Keith Wishum: Would you stop?

Published 10:11 pm Friday, September 7, 2018

A policeman stopped a motorist who had just rolled through a stop sign and was about to give him a ticket when the motorist said.
“Officer you can’t give me a ticket for that!”
“Why not?” asked the officer.
“Because although I did not stop I slowed way down and it’s almost the same.”
“But you did not stop” replied the officer, “and the sign says STOP.”
“But the way was clear, and it was safe” replied the motorist. “What’s the difference?”
At that point, the officer pulled out his baton and began pounding on the motorist’s car.
“What are you doing!” yelled the shocked motorist.
“Would you prefer that I slow down or stop?” asked the officer.
The officer was right, wasn’t he? There really is a difference between slowing down and stopping.
The same is true with sin. In our relativistic culture, it is easy to rationalize almost anything — to say that it doesn’t matter.
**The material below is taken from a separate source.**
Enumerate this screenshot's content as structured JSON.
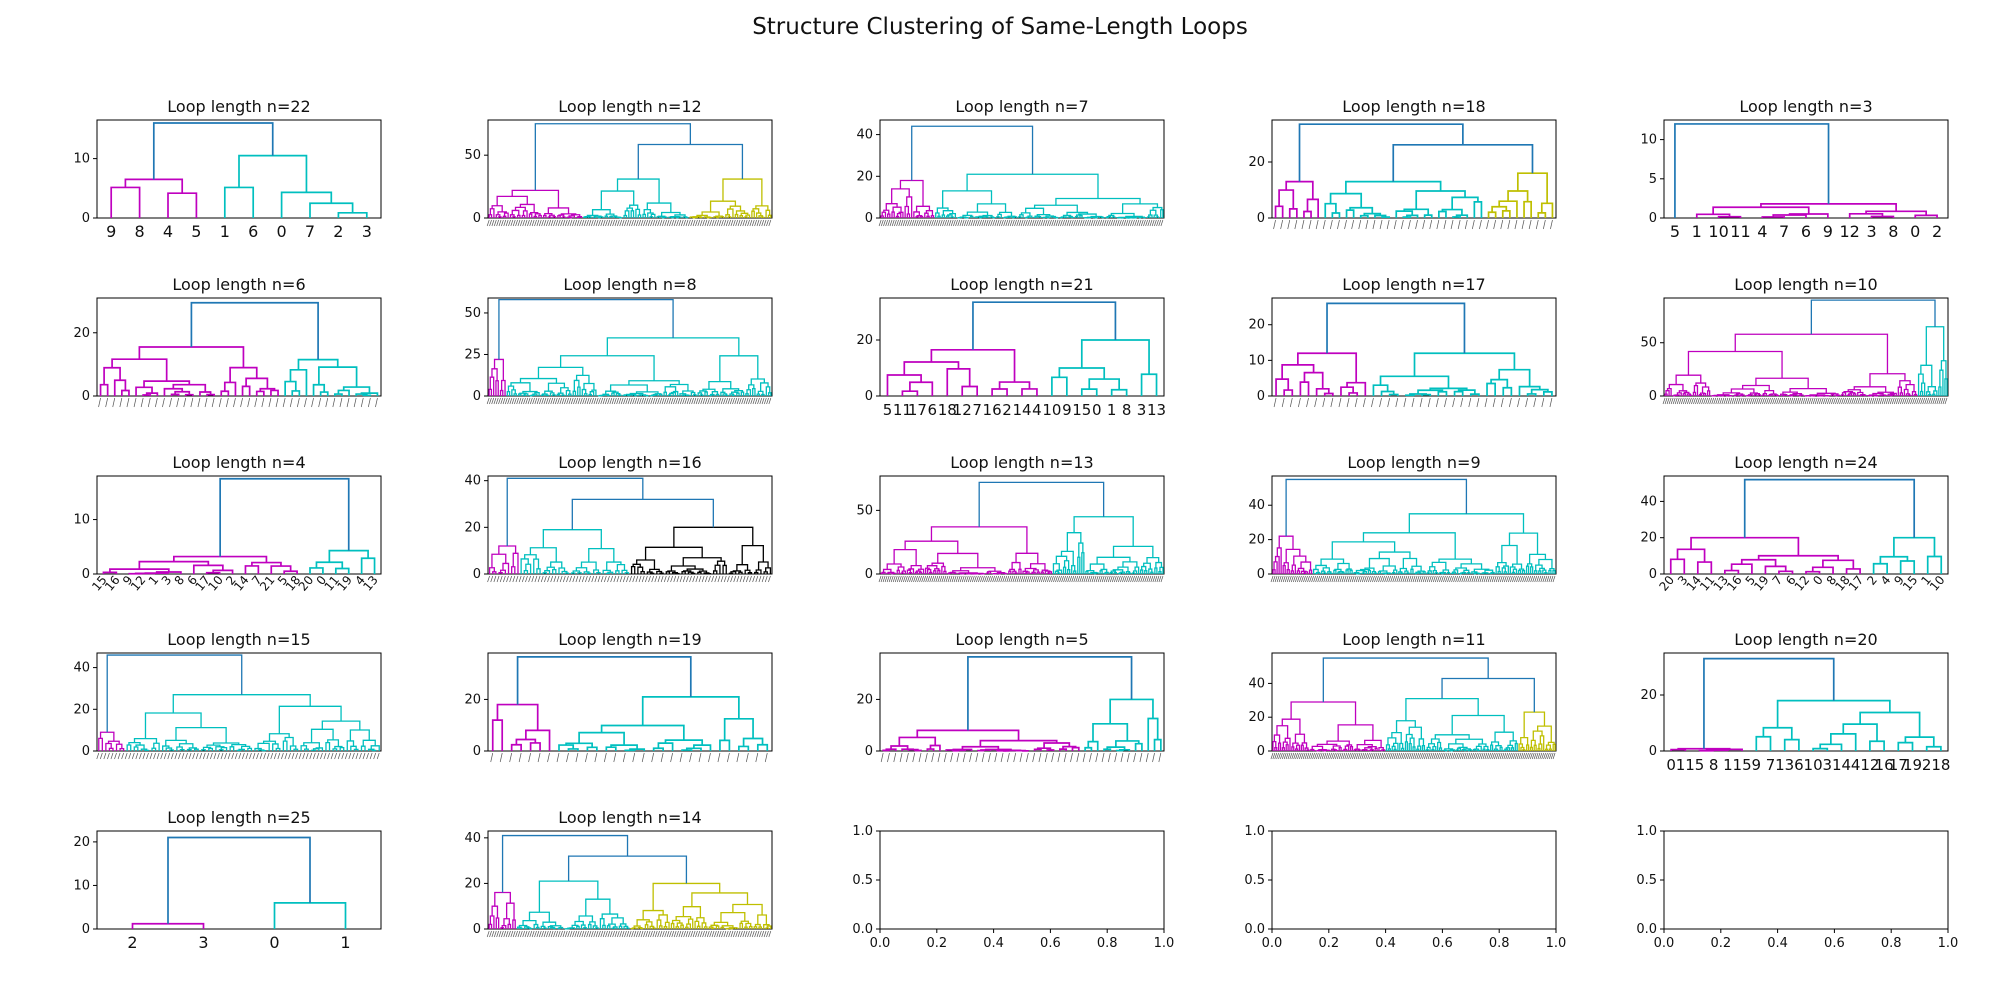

We are tempted to modify God’s traffic signs — to change his “stop” into “yield.” We get accustomed to rolling stops and forget about stopping.
But God says, “Stop,” not “Slow down.” And, he really means it. Christians are expected to change their behavior. We are expected to actually stop doing things that are wrong.
“No one who lives in him keeps on sinning. No one who continues to sin has either seen him or known him,” we’re told (1 John 3:6). In addition, “No one who is born of God will continue to sin, because God’s seed remains in him; he cannot go on sinning, because he has been born of God (1 John 3:9).
Christians cannot be satisfied with slowing down. We must not excuse ourselves with “Well, I’m not as bad as I used to be.” Slowing down is not the same as stopping.
Ask the man whose wife slowed down from two affairs a year to just one. Is slowing down good enough to him? Ask the wife whose husband slowed down from beating her every week to just once a month. Or, ask your friends if it’s OK for you to lie to them or steal from them, so long as you don’t do it very often.
It’s said that an auto mechanic once got addicted to brake fluid. He always insisted, “It’s just brake fluid. I can stop anytime.”
Can we stop? Or do we just slow down?

Keith Wishum is minister, Williams Road Church, Americus.